If you turn the crank counter-clockwise, step through the sliding contacts b'1, b2 initially the distances xl. Here the one not shown switches Drive brake reverser to "drive". The motor p1 continues to run and gradually becomes directly to the full mains voltage via the lines F connected to x1 placed. This ends the journey for the time being. Should now the speed continue are increased, the motor field is to be weakened. To. this is the purpose of field winding divided into subfields g1 and g2. The greatest field weakening is achieved if the subfield g2 is short-circuited or completely switched off. To achieve a Gradual field weakening is assigned to the subfield g2 of the resistance section y. This is both in its arrangement .als and electrically directly to the resistor a connected. Its dimensioning is chosen so that it, despite it the subfield g2 is permanently connected in parallel, this initially only imperceptibly. weakens. Will now the brush b1 is moved further beyond the distance F, so it arrives at the Stretch SIz and now slide on the resistance absrlmitty, which like that Subfield g2 through which B, ü, rste b1 is gradually switched off. As soon as the contact b1 has reached the lamella s1, the current flows: directly from the subfield q, to earth, whereby the highest level of field weakening is reached. While During this time, the contact b2 slides over the widened lamella s2, with the resistor nothing is changed anymore. It is also harmless if the contact brush is used when turning b, slides beyond the resistance, since the turnaround is known to never fall below Tension takes place.
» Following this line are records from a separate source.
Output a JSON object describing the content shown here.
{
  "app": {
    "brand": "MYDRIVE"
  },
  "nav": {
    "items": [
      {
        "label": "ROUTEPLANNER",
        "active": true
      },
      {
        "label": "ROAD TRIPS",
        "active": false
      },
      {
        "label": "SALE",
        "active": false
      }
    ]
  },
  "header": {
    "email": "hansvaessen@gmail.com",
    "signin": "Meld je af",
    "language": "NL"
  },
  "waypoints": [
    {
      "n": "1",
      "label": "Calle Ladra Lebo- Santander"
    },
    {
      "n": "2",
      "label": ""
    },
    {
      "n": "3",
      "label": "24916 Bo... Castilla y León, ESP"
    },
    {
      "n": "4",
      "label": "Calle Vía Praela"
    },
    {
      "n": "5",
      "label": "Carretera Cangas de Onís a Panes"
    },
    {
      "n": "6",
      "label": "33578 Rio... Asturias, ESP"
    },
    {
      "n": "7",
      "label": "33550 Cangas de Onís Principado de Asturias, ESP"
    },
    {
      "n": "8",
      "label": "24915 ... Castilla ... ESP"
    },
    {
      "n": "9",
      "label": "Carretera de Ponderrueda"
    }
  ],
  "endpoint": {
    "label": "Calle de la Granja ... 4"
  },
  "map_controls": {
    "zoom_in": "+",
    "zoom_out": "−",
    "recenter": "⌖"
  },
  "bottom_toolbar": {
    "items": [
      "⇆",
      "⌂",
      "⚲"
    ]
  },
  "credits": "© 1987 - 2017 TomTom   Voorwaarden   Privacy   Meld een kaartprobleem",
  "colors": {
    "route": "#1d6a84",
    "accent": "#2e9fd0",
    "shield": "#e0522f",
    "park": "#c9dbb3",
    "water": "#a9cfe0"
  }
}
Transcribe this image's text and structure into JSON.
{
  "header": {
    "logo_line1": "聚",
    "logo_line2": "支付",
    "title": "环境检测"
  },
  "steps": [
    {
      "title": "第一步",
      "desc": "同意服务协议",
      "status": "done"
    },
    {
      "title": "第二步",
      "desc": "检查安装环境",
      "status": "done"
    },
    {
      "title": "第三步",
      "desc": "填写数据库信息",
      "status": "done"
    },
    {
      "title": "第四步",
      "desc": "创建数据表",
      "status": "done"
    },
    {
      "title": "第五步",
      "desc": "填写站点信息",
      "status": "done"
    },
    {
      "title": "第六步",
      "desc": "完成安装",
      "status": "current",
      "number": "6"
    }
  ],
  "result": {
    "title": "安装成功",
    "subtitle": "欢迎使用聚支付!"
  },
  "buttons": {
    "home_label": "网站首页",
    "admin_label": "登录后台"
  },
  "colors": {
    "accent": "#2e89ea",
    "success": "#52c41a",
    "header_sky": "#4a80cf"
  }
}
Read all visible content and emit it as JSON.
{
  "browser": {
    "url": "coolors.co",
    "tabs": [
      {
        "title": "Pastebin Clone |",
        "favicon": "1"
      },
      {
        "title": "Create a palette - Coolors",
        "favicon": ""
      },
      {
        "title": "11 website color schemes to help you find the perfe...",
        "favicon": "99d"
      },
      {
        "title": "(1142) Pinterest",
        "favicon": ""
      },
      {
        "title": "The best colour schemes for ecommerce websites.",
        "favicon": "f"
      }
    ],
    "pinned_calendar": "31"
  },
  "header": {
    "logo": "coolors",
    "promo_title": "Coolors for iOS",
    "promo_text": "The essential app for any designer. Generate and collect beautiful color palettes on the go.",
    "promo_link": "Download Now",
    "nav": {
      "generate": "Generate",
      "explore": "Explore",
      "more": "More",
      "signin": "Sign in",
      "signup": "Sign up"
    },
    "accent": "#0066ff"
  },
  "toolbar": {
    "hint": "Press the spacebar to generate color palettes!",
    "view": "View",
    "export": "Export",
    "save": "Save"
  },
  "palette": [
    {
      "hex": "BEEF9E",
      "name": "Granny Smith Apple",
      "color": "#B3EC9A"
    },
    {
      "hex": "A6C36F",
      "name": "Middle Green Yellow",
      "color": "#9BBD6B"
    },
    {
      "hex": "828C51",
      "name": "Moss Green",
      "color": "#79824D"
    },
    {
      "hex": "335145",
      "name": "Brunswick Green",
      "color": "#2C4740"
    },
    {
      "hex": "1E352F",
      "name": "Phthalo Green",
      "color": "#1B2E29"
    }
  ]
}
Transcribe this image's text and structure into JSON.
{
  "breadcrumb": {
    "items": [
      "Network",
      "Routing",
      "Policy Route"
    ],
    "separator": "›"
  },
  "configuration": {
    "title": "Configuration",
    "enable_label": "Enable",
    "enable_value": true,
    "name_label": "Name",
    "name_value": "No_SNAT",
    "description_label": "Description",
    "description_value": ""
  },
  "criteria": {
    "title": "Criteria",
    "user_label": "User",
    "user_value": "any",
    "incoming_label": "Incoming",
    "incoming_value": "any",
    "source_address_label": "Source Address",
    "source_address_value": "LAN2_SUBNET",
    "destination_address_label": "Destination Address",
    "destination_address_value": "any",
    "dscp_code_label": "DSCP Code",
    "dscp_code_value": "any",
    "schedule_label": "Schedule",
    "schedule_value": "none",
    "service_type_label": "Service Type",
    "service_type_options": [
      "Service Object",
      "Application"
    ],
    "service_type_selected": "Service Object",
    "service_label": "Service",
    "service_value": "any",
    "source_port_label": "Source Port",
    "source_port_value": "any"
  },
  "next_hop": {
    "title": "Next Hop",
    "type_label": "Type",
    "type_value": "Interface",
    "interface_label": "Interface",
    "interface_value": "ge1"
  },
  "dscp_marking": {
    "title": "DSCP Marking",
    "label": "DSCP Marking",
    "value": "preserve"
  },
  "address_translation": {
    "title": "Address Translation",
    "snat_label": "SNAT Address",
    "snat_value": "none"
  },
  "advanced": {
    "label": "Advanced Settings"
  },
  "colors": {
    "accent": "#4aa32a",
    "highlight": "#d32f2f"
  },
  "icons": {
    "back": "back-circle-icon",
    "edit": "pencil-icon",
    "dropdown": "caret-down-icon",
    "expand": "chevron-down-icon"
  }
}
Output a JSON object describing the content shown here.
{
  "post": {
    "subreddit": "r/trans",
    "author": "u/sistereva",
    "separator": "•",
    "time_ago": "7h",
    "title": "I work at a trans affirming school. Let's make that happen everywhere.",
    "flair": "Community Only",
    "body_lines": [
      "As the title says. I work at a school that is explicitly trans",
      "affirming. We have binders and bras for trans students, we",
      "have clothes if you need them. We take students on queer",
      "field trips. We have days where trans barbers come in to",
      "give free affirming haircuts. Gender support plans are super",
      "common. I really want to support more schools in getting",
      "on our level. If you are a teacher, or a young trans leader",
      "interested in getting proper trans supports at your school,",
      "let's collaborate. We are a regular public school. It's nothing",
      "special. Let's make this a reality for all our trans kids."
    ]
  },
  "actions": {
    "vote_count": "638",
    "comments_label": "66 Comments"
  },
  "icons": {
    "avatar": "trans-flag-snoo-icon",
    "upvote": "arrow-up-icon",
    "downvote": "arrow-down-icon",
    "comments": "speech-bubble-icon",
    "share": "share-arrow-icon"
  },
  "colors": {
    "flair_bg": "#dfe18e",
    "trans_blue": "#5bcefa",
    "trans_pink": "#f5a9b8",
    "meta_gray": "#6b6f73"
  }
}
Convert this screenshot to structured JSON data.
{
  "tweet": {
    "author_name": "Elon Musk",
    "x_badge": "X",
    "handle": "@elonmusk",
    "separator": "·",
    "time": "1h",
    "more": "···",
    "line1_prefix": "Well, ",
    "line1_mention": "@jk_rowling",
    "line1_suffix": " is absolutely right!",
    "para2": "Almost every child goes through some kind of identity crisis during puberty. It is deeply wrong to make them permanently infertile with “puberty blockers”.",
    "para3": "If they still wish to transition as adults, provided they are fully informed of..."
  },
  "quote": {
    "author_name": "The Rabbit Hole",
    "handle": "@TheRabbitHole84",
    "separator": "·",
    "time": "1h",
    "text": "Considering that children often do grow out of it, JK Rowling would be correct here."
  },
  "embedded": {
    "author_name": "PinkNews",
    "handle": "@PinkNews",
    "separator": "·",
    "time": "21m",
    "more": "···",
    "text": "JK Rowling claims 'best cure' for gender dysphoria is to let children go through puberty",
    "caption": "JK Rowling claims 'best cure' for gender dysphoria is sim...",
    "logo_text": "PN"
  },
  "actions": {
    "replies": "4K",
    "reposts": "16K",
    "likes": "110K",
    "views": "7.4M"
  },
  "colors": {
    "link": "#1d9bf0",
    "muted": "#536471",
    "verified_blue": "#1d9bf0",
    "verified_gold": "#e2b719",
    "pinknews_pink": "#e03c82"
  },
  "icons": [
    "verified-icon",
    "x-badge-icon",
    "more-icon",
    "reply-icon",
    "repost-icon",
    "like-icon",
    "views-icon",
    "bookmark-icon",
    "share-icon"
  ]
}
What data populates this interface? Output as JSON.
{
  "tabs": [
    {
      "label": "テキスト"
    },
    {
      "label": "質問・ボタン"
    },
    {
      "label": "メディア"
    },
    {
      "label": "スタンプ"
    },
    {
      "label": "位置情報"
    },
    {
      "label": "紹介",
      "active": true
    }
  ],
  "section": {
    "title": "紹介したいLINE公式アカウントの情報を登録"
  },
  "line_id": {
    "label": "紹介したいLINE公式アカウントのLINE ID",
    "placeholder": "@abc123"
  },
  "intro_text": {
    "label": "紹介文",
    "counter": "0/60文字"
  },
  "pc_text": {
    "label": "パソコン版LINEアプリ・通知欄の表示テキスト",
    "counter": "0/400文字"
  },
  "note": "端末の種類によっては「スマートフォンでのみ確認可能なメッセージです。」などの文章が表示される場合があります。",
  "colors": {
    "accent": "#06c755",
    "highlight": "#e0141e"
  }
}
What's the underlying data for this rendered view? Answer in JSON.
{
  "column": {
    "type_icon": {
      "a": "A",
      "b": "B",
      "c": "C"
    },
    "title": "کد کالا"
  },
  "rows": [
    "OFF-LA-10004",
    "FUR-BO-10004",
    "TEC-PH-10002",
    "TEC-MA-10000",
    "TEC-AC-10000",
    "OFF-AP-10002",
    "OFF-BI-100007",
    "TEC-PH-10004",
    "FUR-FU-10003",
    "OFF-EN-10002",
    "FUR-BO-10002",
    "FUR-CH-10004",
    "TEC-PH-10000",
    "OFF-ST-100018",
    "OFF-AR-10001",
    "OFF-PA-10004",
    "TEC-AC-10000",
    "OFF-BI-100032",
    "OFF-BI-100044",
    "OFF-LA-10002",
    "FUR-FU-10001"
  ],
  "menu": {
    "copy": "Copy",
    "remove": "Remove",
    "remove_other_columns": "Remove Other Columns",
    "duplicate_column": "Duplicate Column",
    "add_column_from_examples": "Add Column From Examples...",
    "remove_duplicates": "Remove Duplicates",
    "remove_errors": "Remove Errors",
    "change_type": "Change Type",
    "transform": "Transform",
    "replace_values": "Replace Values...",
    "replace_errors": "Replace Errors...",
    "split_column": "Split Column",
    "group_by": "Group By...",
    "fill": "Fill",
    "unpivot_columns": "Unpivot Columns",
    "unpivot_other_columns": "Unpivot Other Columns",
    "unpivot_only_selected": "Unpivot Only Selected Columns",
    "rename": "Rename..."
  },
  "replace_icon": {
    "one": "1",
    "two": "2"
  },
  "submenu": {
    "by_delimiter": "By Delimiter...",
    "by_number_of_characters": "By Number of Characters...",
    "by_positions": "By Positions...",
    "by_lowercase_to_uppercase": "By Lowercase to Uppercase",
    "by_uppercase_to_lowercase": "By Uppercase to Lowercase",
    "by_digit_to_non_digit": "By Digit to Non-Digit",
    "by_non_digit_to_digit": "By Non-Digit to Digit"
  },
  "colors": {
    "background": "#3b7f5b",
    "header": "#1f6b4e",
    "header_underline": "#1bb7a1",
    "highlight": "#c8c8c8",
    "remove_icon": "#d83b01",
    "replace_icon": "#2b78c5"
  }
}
The arrangement according to the invention not only has the advantage that the Field weakening exactly like starting up via the rheostat is stepless, sondeim it is also characterized by its great simplicity and clarity. It is of course also possible to use the same arrangement for fine step resistors n can be used with just a single sliding contact brush without affecting the essence the invention is changed somewhat.

Claims (1)

PATRNT CLAIM Control device with finely divided control resistors for electric rail motors, where the field weakening also takes place in fine steps, characterized in that the control resistance used for driving and braking (a) extended at one end, this resistor section (y) a subfield (g2) of the series motor is connected in parallel, and that with the help of the same, Via the rheostat (a) sliding contacts (hl, b2) also the resistor section (y) is regulated.